Bu ivmeyle Mayıs 2024’te TÜFE enflasyonunu %70 bekleyen TCMB, ilk çeyrek harcama tablosu karşısında sene sonu %36 beklentisini er ya da geç yükseltmek zorunda kalacak. Büyük olasılıkla Mayıs zirvesi daha yüksekte oluşacak, yılın 3. Enflasyon Raporunda TCMB sene sonu beklentisini %45 üzerine çekecek.
Eğer işlerin bu şekilde ilerlemesini istemiyorsa ve yeni Başkan Karahan’ın Şimşek’in yarattığı alanla dezenflasyonla mücadeleyi likidite yönetiminden öteye güçlendirecek niyeti gerçekten varsa, yerel seçimlerin hemen ardından politika faizini %45’ten %50-55 aralığına çekmek durumunda kalacak.
Eğer 2026’da gerçekten tek haneli TÜFE enflasyonu ciddiye almamız gereken bir hedefse, hatta 2025 sonu %14 TÜFE enflasyonu konusunda dahi ciddiyet varsa hükümet açısından para politikası faiz artışlarının devamı yanında seçici sıkı maliye politikasının da devreye etkin şekilde girmesi gerekli.

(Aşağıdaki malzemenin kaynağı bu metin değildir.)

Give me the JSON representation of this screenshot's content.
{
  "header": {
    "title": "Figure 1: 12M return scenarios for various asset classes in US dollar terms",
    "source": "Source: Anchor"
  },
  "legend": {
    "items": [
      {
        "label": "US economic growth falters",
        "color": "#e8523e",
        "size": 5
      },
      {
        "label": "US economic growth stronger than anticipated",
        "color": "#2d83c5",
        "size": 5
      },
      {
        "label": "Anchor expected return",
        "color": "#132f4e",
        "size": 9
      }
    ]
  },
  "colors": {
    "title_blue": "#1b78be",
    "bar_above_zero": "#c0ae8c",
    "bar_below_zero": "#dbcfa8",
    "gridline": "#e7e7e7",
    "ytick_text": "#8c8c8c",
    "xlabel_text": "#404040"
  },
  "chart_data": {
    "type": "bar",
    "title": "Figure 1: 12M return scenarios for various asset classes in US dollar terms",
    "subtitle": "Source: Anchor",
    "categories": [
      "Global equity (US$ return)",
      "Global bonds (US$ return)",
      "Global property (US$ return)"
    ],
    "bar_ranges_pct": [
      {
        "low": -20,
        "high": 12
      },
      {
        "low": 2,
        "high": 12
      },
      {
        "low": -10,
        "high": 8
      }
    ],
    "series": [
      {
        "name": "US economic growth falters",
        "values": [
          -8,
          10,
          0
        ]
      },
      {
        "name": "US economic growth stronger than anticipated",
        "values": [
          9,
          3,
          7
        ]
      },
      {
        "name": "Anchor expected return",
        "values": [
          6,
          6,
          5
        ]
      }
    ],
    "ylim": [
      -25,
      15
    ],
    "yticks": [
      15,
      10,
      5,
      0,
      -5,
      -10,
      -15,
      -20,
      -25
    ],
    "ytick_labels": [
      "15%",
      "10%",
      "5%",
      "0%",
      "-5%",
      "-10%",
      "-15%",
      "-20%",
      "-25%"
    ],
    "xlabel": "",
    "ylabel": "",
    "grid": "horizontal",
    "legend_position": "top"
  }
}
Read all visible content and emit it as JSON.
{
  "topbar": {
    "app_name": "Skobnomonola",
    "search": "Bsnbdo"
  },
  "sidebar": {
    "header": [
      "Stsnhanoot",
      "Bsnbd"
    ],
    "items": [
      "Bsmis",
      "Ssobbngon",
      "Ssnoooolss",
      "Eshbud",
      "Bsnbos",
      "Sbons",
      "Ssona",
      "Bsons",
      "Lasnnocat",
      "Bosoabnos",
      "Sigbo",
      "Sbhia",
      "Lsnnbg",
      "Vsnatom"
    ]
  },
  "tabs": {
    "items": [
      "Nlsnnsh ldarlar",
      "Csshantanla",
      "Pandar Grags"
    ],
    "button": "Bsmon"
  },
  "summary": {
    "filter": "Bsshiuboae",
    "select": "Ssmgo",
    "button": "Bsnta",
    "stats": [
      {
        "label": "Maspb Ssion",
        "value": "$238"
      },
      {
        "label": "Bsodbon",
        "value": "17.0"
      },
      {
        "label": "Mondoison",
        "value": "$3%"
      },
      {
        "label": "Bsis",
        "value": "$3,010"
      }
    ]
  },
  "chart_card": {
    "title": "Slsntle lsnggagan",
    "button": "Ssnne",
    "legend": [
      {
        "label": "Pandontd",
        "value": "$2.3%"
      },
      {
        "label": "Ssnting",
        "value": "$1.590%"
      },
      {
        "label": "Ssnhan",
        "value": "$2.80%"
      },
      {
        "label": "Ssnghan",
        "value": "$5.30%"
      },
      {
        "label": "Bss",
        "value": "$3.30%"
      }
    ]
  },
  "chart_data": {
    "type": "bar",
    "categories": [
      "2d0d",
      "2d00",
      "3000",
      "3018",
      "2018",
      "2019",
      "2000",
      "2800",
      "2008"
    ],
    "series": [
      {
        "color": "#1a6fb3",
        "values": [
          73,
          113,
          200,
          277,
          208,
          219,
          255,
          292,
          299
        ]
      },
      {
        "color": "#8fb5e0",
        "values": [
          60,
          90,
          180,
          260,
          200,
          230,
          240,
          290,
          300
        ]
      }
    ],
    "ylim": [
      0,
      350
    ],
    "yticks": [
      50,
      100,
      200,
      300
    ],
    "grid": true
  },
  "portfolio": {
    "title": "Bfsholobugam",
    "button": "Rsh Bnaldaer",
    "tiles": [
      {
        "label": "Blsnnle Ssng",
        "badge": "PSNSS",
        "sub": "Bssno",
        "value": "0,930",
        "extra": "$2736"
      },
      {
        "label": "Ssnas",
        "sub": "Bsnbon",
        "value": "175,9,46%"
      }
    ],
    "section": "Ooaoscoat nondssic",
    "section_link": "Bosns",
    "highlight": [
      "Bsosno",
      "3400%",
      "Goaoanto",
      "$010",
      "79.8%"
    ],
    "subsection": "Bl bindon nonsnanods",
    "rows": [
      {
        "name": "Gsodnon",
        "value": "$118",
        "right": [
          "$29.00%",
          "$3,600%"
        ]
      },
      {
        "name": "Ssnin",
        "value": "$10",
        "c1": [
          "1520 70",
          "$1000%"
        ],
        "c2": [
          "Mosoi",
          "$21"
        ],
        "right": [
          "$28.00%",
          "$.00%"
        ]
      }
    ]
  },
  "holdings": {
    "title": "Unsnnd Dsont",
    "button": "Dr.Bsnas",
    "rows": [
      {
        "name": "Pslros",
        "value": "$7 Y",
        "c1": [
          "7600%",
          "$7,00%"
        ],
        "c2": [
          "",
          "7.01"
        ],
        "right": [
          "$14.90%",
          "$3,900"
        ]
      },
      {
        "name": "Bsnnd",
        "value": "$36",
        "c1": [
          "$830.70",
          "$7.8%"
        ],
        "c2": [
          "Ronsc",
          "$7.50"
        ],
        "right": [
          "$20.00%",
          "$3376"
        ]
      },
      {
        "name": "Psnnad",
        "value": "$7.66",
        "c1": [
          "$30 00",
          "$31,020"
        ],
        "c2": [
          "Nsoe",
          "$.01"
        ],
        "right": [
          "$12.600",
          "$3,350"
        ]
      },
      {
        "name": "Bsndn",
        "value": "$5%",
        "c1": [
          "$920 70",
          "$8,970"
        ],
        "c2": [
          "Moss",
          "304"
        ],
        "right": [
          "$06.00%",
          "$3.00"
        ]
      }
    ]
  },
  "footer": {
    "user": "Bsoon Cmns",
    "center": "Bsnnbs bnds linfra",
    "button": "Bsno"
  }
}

Daha fazla vergi artışı ya da vergiyi daha fazla tabana yaymak bu aşamadan sonra enflasyonla mücadelede ters yönde etki yapmakta. Bütçe açığını daraltarak enflasyonla mücadeleye katkı vermenin yolu daha fazla vergi artışları üzerinden değil, deprem hariç cari harcamaları kısıtlayıcı önlemler üzerinden gelmek zorunda. Servet açısından vergisel adımlar eşlik etmek durumunda. Deprem giderleri hariç faiz dışı fazla vermenin kamunun gündemine girmesi gerekiyor. Yerel seçim ardından gelecek dönemde bu adımların atılması için uygun bir zaman olsa da politik açıdan ne kadar arzu edildiği ayrı bir tartışma konusu.